Look, I am not now, nor will I ever claim to be an expert on politics. I think the very nature of politics is so widespread and so varied, no human being alive can rightfully make the claim that they are an expert on politics. Thus, many of the things I may say are slightly off, or I have the terminology wrong. Sue me.
That having been said, when I turned 18 and registered to vote, it came down to three choices. I could register as a Democrat, an Independent, or a Green. Well being an independent held some appeal as it allows you to cherry pick the points you like best from either party, but it didn't really seem to stand for anything. As a party, I found the Democrats to be somewhat spineless and distasteful at best, and at worst, "Conservatism-Lite."
The Green Party was the obvious choice. I agreed wholeheartedly with virtually all of their causes, platforms, and ideals. Unfortunately, registering under a third party is basically a political death sentence in this country because if there's one thing the Democrats and Republicans hate almost as much as the other one being in power, it's neither being in power.
The gargantuan financial might of each side in the two-party system has caused this country to go back on the ideals set forth by the founding fathers. Washington himself railed against the formation of political parties in his farewell address, but the system has become such that in virtually every major election, neither candidate is especially palatable because they must conform to an ultra-moderate, uninteresting line of ideals. When was the last time there was a Republican or Democratic Ticket that you REALLY liked?
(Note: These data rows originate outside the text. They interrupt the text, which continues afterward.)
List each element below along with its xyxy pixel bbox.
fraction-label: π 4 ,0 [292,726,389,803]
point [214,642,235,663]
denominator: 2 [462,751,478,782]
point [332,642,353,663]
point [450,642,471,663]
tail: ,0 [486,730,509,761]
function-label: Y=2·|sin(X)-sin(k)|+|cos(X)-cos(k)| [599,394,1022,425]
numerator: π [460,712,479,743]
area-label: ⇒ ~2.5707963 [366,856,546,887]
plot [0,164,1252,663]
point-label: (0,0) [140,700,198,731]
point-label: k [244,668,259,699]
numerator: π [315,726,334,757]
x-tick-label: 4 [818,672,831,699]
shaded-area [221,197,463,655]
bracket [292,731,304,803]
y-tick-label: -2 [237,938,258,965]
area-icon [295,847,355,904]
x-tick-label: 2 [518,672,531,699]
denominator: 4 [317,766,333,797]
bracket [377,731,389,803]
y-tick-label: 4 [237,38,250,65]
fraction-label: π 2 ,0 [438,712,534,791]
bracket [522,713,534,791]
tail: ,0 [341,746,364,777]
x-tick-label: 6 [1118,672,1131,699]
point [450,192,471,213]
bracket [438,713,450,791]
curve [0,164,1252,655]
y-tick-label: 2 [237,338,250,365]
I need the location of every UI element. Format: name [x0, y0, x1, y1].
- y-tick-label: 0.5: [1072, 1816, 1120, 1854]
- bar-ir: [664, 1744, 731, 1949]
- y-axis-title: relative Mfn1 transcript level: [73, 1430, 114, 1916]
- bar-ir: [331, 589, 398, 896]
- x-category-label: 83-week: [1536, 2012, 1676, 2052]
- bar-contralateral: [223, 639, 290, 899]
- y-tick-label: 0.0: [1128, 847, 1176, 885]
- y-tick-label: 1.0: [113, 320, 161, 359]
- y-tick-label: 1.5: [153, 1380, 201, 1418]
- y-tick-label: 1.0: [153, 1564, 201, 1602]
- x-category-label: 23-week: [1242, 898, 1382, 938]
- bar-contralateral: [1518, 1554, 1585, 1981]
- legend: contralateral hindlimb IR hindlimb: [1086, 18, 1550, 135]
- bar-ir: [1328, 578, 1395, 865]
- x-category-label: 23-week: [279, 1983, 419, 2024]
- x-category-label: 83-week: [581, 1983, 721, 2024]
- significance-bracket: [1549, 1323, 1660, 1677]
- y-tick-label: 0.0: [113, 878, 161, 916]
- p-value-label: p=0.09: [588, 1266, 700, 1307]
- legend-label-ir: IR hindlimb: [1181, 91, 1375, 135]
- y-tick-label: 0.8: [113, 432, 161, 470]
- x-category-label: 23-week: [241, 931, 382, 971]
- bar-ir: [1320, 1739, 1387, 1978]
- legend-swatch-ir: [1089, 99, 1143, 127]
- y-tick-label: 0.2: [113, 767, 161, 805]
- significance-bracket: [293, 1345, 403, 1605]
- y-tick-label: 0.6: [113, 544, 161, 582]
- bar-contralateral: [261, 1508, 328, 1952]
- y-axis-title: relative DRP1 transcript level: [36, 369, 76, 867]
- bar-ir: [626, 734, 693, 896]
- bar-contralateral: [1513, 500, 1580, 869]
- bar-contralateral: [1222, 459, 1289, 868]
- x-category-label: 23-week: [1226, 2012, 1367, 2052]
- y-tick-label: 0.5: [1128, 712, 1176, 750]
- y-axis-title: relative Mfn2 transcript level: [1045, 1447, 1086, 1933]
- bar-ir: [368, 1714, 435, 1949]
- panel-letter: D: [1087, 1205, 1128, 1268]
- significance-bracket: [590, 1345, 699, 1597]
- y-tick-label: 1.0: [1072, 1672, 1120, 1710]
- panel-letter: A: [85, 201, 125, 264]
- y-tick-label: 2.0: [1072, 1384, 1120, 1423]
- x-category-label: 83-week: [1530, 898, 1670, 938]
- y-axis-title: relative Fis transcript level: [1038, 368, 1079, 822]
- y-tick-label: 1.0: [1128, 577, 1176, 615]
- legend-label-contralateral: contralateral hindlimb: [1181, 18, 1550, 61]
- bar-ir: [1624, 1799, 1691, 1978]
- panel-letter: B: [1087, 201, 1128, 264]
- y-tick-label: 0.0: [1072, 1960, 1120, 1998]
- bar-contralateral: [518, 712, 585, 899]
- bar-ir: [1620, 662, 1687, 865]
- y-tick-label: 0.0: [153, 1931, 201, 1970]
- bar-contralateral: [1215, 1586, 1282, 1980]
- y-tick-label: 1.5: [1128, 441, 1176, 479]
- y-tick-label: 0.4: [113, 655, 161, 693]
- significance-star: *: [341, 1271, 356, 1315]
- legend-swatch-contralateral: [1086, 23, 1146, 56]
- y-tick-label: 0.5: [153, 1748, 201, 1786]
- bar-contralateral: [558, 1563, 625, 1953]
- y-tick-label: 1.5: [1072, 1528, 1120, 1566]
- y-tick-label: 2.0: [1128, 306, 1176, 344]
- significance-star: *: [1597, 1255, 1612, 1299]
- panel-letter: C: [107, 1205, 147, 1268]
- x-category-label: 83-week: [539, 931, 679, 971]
What we often find is that we agree with Candidate Elephant on A, B, and C, but disagree on D, E, F, G, and H. Whereas with Candidate Donkey we might agree with them on D, E, F, and G, but disagree on A, B, C, and H. Well, there you go, vote for the Donkey...but you're still putting a person in power with whom your ideals are only 50% compatible. When I went to school, that was still a failing grade (by a lot).
There is often a candidate in every election that puts together a good portion of the best that either has to offer, but they never get any votes. Why? Because the cash-machines that are the Democrats and Republicans are constantly working to get "third parties" off the ballot in every state and every election they can. That's right, they constantly strive to limit who you can vote for. How is this democratic?
The Ds and Rs are afraid of two things. That a third party will steal enough votes from them to put the opposition in power, and that a third party will gain enough of a foothold to begin to render either obsolete in the future. Most people assume it's largely the former. I actually think it's the latter.
If the Ds or Rs were truly ONLY concerned with vote-stealing, then there would be a harder push for a voting system in place (such as Instant-Runoff Voting) that would neutralize the effects of vote-stealing. Instant Runoff Voting allows voters to rank their preference of candidates from greatest to least.
Take an Election of 100 votes split between three candidates. Candidate A receives 43 first place votes. Candidate B receives 41 first place votes. Candidate C receives 16 first place votes. Neither candidate A or B have a majority. So Candidate C is eliminated, and any ballot cast for them is read from the second place vote. Let's say there are 10 second place votes for Candidate B, and 6 for A. Candidate B would win the election 51-49.
In an actual election, candidate C would be a third party, such as the Green Party. The Democrats wouldn't have to worry about potential votes stolen since the majority of liberal Greens would likely prefer a Democrat to a republican in office, and thus would likely rank their candidate second.
However, neither major party really gives a shit about voter reform unless they think they got fucked in a major election by illegal things such as disenfranchisement. Therefore, it's less about fear of vote-stealing and more about preserving the status quo of the two party system.
In any state election, a "third party," must circulate a petition with a certain number of signatures in order to get their candidate's name on the ballot. What Ds and Rs will do (to the Greens and Libertarians) is challenge many of those signatures in court in an attempt to get them thrown out, thus keeping that candidate off the ballot. Since the Ds and Rs command so much money, many of these battles never even make it to court as the state and local "third parties" are unable to raise the funds to fight either of the two major powerhouse political parties.
It keeps fledgling political movements from gaining any ground (which admittedly isn't always a bad thing. Looking at you Tea Party), which prevents them from gaining any national exposure in the long run. It's increased the exclusivity of national debates to the point where any "third party" is laughed at when they bring up the notion of being included.
Unfortunately there is no easy way to break the mold, especially with Ross Perot's actions in 1992 essentially killing any chance that a third party had of actually getting elected. The system is broken, and the only groups that can change the system are the ones that don't want to. The only way for a third party candidate to get elected would be if the Ds and Rs put out two extremely unlikable candidates, which will probably never happen. But hey, you can always hope for, say, Pelosi vs. Palin in 2012!